We evaluated the runtime of predictive models (CNN_K15, CNN_Wangye,DenseNet,DenseLSTM,AttnBiLSTM), as well as the pearson coefficient between the predicted value and natural data. All parameters for all predictors remain as default, and the training epochs are consistently set to 200.

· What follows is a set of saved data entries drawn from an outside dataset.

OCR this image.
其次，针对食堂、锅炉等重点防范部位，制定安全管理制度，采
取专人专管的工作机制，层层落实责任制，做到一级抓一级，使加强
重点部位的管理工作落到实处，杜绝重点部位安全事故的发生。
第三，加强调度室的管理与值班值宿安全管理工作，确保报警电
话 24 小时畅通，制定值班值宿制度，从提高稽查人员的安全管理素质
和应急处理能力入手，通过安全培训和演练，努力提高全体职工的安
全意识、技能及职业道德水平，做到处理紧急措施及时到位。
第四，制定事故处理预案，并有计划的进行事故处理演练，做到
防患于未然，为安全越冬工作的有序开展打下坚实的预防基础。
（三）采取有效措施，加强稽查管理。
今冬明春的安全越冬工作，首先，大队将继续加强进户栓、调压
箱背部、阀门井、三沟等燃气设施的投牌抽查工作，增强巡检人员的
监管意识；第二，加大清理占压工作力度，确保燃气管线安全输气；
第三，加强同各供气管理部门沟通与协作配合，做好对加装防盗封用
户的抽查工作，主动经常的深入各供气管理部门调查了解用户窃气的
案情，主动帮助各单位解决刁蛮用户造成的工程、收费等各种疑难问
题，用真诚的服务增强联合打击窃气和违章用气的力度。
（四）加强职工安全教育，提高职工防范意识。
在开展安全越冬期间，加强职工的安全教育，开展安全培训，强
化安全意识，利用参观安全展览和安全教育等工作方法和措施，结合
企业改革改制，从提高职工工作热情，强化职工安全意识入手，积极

Model performance is as follows:

Execution Time(Total) Ecoli_50 Ecoli_165 Yeast_80 Yeast_1000
CNN_K15 73.13 41.07 292.67 73.85
CNN_Wangye 209.55 703.32 1305.26 181.31
DenseNet 35.65 66.89 973.63 41.36
DenseLSTM 62.33 159.97 1398.89 311.91
AttnBiLSTM 104.76 132.74 778.40 464.80
Regression PCC Ecoli_50 Ecoli_165 Yeast_80 Yeast_1000
CNN_K15 0.22 0.64 0.83 0.37
CNN_Wangye 0.19 * 0.57 0.47
DenseNet -0.07 0.59 0.74 0.33
DenseLSTM 0.03 0.61 0.82 0.38
AttnBiLSTM 0.17 0.66 0.82 0.57

Caution*: CNN_Wangye cannot be applied to a training set with negative values.

The results indicate that CNN_K15 is suitable for short sequences (<100bp), while CNN_Wangye and AttnBiLSTM are better suited for long sequences (>200bp). DenseNet and DenseLSTM demonstrate a relatively balanced performance, with their variations remaining widely used in other studies.